Let’s say after a few visits to a church you decide to join a small group. You go to sign up and after taking down your general information the person running the sign up asks you, “How much money do you make?” After you recover from shock, you say, “Excuse me? Why does that matter?” The person warmly smiles (because that is what we do at church) and says, “Oh, this year we are going to be doing a couple of lessons on money, so we are setting up our small groups by income level – you know so that people are kind of in the same boat so to speak, and can identify with each other better.”
What would your reaction be to that? Or how about if you go to a church with Sunday School classes. What if there was a people with a lot of money class and a people with no money class. You know because people with different income have different needs, experience different struggles and of course like to hang out with people just like them.
Here’s the best part about this – if you get a big promotion – you get to move to a new group. Of course if you get demoted – well . . . .
In my opinion, one of the great problems in our Christian communities is that we have become all about affinity. We hang out with people like us. The problem is the kingdom doesn’t look like this.
Just look at Jesus’s disciples. I mean it was not very often in those days that you would have a fisherman, a zealot and a tax collector hanging out together. . . every day. . . for three years. Actually it doesn’t happen today either.
But they did. Why? Because they came together around Jesus. And a funny thing, it worked. In fact we are having this conversation because it worked. But this is not how we like it. We like comfort. We like the people who look, act, and think like us. There’s a lot wrong with this but for me the main problem is we are ripping each other off.
I bring all this up because there is often this weird divide between singles and marrieds in the church. In fact I would say that the divide is more apparent in Christians than non-Christians. There are a lot of reasons for it. We can make idols out of family, marriage, or even singleness. The Church in our current culture is pretty marriage centered and often treat marrieds and singles differently.
But a lot of it is that we are just so self focussed that we rule out anyone in a different context.
I see this all the time. Sometimes it’s the married peoples fault. They get married and just kind of abandon their single friends because somehow magically they now identify more with them than those they were friends with before. But then there are single people who give their newly married friends almost no choice because they start treating them as if now they have some sort of weird disease – “they’re married now so you know. . . ” To top it off, many churches (and ministries) are set up in such a way that when you get married you have to switch groups/classes/etc.

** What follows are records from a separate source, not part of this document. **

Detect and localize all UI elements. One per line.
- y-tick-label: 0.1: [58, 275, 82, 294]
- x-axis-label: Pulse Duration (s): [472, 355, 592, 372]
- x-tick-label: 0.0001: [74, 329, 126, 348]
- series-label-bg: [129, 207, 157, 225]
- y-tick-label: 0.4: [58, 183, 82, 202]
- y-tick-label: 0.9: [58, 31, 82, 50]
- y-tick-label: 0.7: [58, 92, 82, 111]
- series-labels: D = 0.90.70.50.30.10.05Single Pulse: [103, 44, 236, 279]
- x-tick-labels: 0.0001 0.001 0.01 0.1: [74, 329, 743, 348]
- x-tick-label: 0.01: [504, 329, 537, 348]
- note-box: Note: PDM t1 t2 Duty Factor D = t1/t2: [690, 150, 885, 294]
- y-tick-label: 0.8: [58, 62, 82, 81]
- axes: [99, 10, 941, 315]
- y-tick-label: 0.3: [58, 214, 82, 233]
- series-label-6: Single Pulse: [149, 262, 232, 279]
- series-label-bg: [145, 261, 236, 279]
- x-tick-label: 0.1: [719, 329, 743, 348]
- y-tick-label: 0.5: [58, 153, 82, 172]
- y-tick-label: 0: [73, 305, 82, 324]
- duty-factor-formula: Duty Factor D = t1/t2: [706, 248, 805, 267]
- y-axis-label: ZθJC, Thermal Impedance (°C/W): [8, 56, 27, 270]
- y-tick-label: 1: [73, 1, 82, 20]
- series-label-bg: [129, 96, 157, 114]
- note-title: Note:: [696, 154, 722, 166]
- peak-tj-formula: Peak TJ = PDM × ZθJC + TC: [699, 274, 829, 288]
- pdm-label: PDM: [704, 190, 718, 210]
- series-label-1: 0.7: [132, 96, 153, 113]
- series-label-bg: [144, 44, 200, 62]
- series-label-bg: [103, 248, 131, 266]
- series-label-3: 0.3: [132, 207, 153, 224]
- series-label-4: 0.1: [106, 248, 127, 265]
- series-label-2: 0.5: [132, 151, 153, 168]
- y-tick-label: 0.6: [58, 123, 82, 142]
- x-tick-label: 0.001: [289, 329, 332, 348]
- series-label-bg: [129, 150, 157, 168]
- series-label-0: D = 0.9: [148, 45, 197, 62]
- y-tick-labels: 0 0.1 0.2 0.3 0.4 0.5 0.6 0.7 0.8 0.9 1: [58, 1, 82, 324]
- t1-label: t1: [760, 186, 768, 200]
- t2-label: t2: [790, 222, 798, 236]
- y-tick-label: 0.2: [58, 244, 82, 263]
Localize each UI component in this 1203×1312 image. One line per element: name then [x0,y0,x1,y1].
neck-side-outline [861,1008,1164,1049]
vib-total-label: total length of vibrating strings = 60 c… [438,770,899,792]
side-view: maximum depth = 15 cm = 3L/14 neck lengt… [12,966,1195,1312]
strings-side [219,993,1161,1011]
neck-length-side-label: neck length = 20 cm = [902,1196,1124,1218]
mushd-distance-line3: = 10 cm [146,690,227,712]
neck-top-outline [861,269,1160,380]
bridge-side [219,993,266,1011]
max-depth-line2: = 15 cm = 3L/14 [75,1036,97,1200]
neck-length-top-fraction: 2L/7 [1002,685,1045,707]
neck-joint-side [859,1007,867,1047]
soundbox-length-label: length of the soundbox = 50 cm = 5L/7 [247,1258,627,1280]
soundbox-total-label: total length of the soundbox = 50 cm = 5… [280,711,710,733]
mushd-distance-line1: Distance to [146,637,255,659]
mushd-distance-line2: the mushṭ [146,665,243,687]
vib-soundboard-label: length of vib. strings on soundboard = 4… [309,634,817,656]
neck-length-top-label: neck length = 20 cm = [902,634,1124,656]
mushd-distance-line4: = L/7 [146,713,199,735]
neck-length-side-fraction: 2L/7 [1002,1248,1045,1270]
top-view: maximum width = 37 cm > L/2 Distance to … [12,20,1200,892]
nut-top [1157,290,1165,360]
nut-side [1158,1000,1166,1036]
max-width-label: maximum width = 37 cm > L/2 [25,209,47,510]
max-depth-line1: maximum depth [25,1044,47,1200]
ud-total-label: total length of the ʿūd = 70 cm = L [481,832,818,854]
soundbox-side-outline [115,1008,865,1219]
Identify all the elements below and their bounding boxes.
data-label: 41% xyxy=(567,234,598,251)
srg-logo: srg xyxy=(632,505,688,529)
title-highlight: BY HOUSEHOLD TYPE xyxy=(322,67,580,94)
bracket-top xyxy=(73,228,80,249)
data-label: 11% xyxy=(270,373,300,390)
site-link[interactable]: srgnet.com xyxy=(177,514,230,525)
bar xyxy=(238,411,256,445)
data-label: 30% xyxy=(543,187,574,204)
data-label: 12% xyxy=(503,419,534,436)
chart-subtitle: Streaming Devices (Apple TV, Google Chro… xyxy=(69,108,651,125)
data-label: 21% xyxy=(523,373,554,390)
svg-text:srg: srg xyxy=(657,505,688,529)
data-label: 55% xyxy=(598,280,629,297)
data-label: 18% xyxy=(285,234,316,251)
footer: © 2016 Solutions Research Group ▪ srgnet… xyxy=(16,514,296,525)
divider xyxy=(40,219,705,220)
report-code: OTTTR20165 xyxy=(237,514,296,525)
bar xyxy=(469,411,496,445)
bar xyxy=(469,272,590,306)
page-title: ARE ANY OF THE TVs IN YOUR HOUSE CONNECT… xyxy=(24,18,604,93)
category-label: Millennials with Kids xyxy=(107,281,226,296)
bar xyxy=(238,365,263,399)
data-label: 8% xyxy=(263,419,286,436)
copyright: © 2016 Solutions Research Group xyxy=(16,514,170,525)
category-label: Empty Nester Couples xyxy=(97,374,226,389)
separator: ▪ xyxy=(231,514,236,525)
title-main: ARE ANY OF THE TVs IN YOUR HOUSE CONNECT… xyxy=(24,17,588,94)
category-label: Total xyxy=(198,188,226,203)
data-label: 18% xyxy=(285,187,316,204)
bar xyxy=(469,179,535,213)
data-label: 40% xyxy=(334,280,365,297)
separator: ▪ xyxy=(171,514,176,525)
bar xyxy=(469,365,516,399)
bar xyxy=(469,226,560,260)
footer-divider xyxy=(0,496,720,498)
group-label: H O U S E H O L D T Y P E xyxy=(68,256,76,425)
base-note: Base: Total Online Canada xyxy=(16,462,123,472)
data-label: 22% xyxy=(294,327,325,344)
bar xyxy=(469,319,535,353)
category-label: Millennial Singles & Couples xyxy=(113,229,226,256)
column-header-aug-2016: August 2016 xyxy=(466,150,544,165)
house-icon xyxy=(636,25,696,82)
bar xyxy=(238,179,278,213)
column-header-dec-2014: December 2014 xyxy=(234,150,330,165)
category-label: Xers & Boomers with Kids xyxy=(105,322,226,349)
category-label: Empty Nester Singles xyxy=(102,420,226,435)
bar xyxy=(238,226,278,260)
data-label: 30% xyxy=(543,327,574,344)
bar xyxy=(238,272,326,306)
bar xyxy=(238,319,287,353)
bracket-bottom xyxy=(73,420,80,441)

And of course no one who is in a different place could possibly be helpful. The married person doesn’t think the single person could possibly understand and speak into their married life, and the single person knows that married person just doesn’t get their plight.
Here’s what’s funny about this for me. I’m 40 years old. I’ve never been married – I’m about as single as you can get. And in six months I’ll be married. So can we still be friends?
All of my mentors are married. A whole lot of things on this blog come from conversations with them. At the same time a whole lot of people I mentor are married – will I now suddenly be a better mentor to them? Once I’m married do I still have stuff to say about being single or am I now clueless? Will more married people now trust me because I’m married? Really, if you want to be un-single should you listen to the person who is always single (I once told someone I could teach them how to not get married. Ha!) or the person who figured out how to get married? We could play this game all day.
The truth is we need each other. We singles need to learn how to love our married friends and vice versa. It can be complicated. It takes being intentional. It takes having a right theology of singleness and of marriage. It means not lifting one up over the other but lifting Jesus up over both. It probably means being uncomfortable.
Is your community divided? Whether you are single or married, are you willing to be intentional with those who aren’t?